To give you an idea, I have a tool in my various music software systems which can analyse a song for square wave form distortion - and the song by Foo Fighters called “Times Like These”? That song had 4.2% square wave form distortion built into it - from the factory. Man, if you listen to that song through some really top flight Sennheiser headphones, it sounds loud to be sure, but you can hear the distortion and quite frankly, it’s just criminal what the final mixing did to an otherwise great song.

thats what i am talking about Boo Boo Foo. by normalizing you either going to compress, or clip, or if you’re making it quieter you will raise the quantization noise level ( which is probably not very important though ). but regardless you will make the absolute sound quality worse, even though it might already have been bad to begin with.

yes, the “Loud Wars” are everywhere. music is compressed one more time before being shipped over the radiowaves. and car audio people made it into a science too, they want to minimise “crest factor” read “increase distortion” to get higher SPL ratings out of ther subwoofers.

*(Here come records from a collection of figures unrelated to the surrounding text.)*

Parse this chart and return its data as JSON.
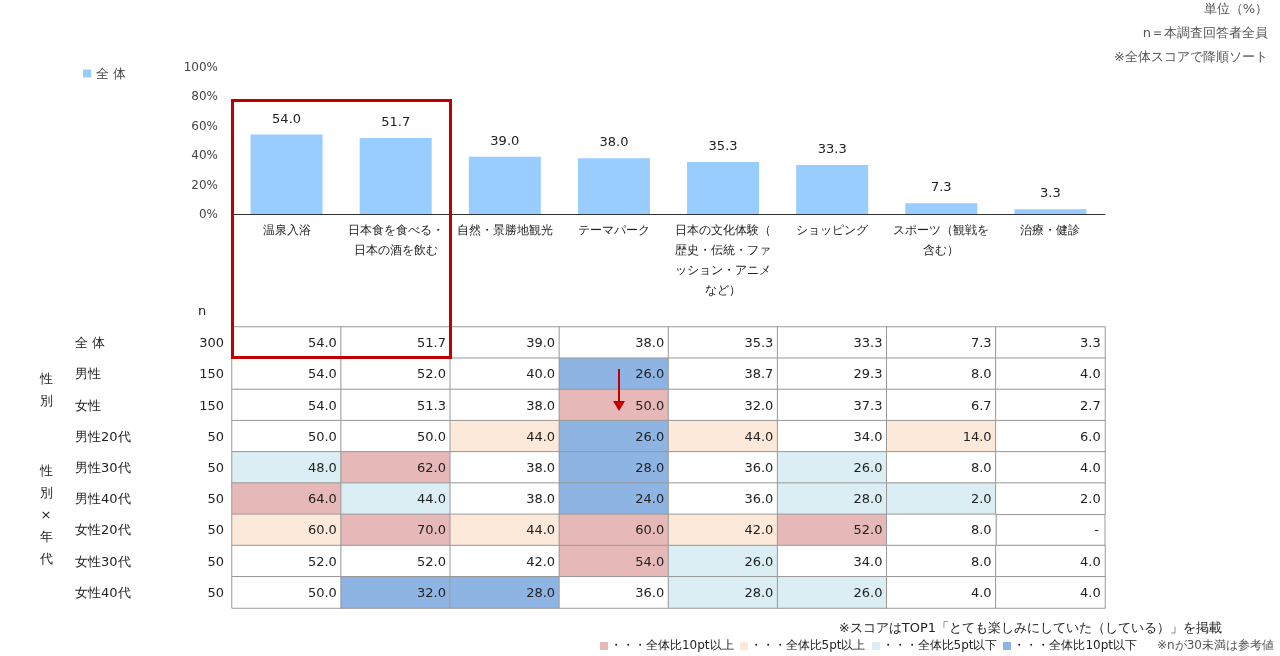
{
  "chart_data": [
    {
      "type": "bar",
      "categories": [
        "温泉入浴",
        "日本食を食べる・日本の酒を飲む",
        "自然・景勝地観光",
        "テーマパーク",
        "日本の文化体験（歴史・伝統・ファッション・アニメなど）",
        "ショッピング",
        "スポーツ（観戦を含む）",
        "治療・健診"
      ],
      "series": [
        {
          "name": "全 体",
          "color": "#99ccff",
          "values": [
            54.0,
            51.7,
            39.0,
            38.0,
            35.3,
            33.3,
            7.3,
            3.3
          ],
          "value_labels": [
            "54.0",
            "51.7",
            "39.0",
            "38.0",
            "35.3",
            "33.3",
            "7.3",
            "3.3"
          ]
        }
      ],
      "ylim": [
        0,
        100
      ],
      "yticks": [
        {
          "value": 0,
          "label": "0%"
        },
        {
          "value": 20,
          "label": "20%"
        },
        {
          "value": 40,
          "label": "40%"
        },
        {
          "value": 60,
          "label": "60%"
        },
        {
          "value": 80,
          "label": "80%"
        },
        {
          "value": 100,
          "label": "100%"
        }
      ],
      "grid": false,
      "legend": "top left",
      "annotations": [
        "単位（%）",
        "n＝本調査回答者全員",
        "※全体スコアで降順ソート"
      ]
    },
    {
      "type": "heatmap",
      "categories": [
        "温泉入浴",
        "日本食を食べる・日本の酒を飲む",
        "自然・景勝地観光",
        "テーマパーク",
        "日本の文化体験（歴史・伝統・ファッション・アニメなど）",
        "ショッピング",
        "スポーツ（観戦を含む）",
        "治療・健診"
      ],
      "y_categories": [
        "全 体",
        "男性",
        "女性",
        "男性20代",
        "男性30代",
        "男性40代",
        "女性20代",
        "女性30代",
        "女性40代"
      ],
      "y2_categories": [
        "300",
        "150",
        "150",
        "50",
        "50",
        "50",
        "50",
        "50",
        "50"
      ],
      "y2label": "n",
      "tick_labels": "y",
      "cells": [
        [
          54.0,
          51.7,
          39.0,
          38.0,
          35.3,
          33.3,
          7.3,
          3.3
        ],
        [
          54.0,
          52.0,
          40.0,
          26.0,
          38.7,
          29.3,
          8.0,
          4.0
        ],
        [
          54.0,
          51.3,
          38.0,
          50.0,
          32.0,
          37.3,
          6.7,
          2.7
        ],
        [
          50.0,
          50.0,
          44.0,
          26.0,
          44.0,
          34.0,
          14.0,
          6.0
        ],
        [
          48.0,
          62.0,
          38.0,
          28.0,
          36.0,
          26.0,
          8.0,
          4.0
        ],
        [
          64.0,
          44.0,
          38.0,
          24.0,
          36.0,
          28.0,
          2.0,
          2.0
        ],
        [
          60.0,
          70.0,
          44.0,
          60.0,
          42.0,
          52.0,
          8.0,
          null
        ],
        [
          52.0,
          52.0,
          42.0,
          54.0,
          26.0,
          34.0,
          8.0,
          4.0
        ],
        [
          50.0,
          32.0,
          28.0,
          36.0,
          28.0,
          26.0,
          4.0,
          4.0
        ]
      ],
      "cell_labels": [
        [
          "54.0",
          "51.7",
          "39.0",
          "38.0",
          "35.3",
          "33.3",
          "7.3",
          "3.3"
        ],
        [
          "54.0",
          "52.0",
          "40.0",
          "26.0",
          "38.7",
          "29.3",
          "8.0",
          "4.0"
        ],
        [
          "54.0",
          "51.3",
          "38.0",
          "50.0",
          "32.0",
          "37.3",
          "6.7",
          "2.7"
        ],
        [
          "50.0",
          "50.0",
          "44.0",
          "26.0",
          "44.0",
          "34.0",
          "14.0",
          "6.0"
        ],
        [
          "48.0",
          "62.0",
          "38.0",
          "28.0",
          "36.0",
          "26.0",
          "8.0",
          "4.0"
        ],
        [
          "64.0",
          "44.0",
          "38.0",
          "24.0",
          "36.0",
          "28.0",
          "2.0",
          "2.0"
        ],
        [
          "60.0",
          "70.0",
          "44.0",
          "60.0",
          "42.0",
          "52.0",
          "8.0",
          "-"
        ],
        [
          "52.0",
          "52.0",
          "42.0",
          "54.0",
          "26.0",
          "34.0",
          "8.0",
          "4.0"
        ],
        [
          "50.0",
          "32.0",
          "28.0",
          "36.0",
          "28.0",
          "26.0",
          "4.0",
          "4.0"
        ]
      ],
      "annotations": [
        "※スコアはTOP1「とても楽しみにしていた（している）」を掲載",
        "・・・全体比10pt以上",
        "・・・全体比5pt以上",
        "・・・全体比5pt以下",
        "・・・全体比10pt以下",
        "※nが30未満は参考値",
        "性別",
        "性別×年代"
      ]
    }
  ]
}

its all because people are CHEAP F*CKS. i have a subwoofer in the car that weighs a ton, is over 4 cubic feet in size and is powered by a switching rockford fosgate kilowatt amplifier, i don’t need any of that compression nonsense to get the hair on my head to dance in tune to the bass.

but most people buy a $20 aiwa boombox and then crank it, they literally run the sh1t on maximum level 90% of the time. no wonder they like compressed CDs.

if the average car or home system was powered at 1000 watts the situation would be different. instead self-proclaimed pundits keep propagating the notion that all you need is about 3 watts of power, YES IF YOU LIKE TELEPHONE-QUALITY SOUND.

Well, let’s not go overboard - quite frankly no one needs that much power unless they have a ballroom :). People get too caugt up in issues of wattage, when they should be more worried about quality. A little 60-watt Bryston integrated amp paired with decent, complimentary speakers is more than fine for your average office, bedroom, or even a smallish living room and it will sound a lot better than a 500-watt behemoth paired with junk.

  • Tamerlane

There’s a website devoted to the loudness race: http://www.loudnessrace.net (although Boo Boo Foo covered it very accurately.)

I once ripped a Kid Rock song to a .wav file. (I honestly can’t remember what the hell I wanted the wave file for, but anyway…) I thought I’d screwed up the settings, because the waveform looked like nothing but a wall of clipped square waves. But that’s because it was a wall of clipped square waves. And yeah, it sounded like dog crap, IMHO.

Interesting note: Frank Zappa recorded some of his electric guitar sounds through 2" or 3" speakers, then turned it up the mix to get a very compressed sound. But that’s OK because A) it was just for a guitar track, not the final mix, and B) because he’s Frank Zappa!

thats what you think Tamerlane. the truth is you don’t need much power if you are willing to sacrifice bass extention.

as you go down in frequency from about 200 hz two things happen:

1- ear is becoming progressively less sensitive to sound pressure.

2 - it takes more and more power to reach that same spl.

the combined effect of the two is that if you want to have solid response to 30 hz with ability to handle transients without compression, you do need hundreds of watts.

another thing is that volume is subjective. what sounds loud and what actually IS loud is poorly correlated. the cleaner the sound the less loud it appears, because its the distortion that irritates our ear. a very clean system can push a lot of decibels without sounding disturbingly loud.

if you can afford Bryston amps thats nice, but there are also decent products at a lower price point.

and of course you can’t pair your amp with junk speakers, that was implied.

also was implied that your speakers will stay within linear range with all that power fed into them. which in fact will cost you more $$ than the amp itself.

Granted. Generally speaking I am, which probably explains my bias. I don’t mind loud, but I don’t generally like chest-rumbling bass ( and would rather tighter bass, than deeper bass ).

Oh, to be sure. Much cheaper. That was just the first example of a good lower-wattage product that came to mind.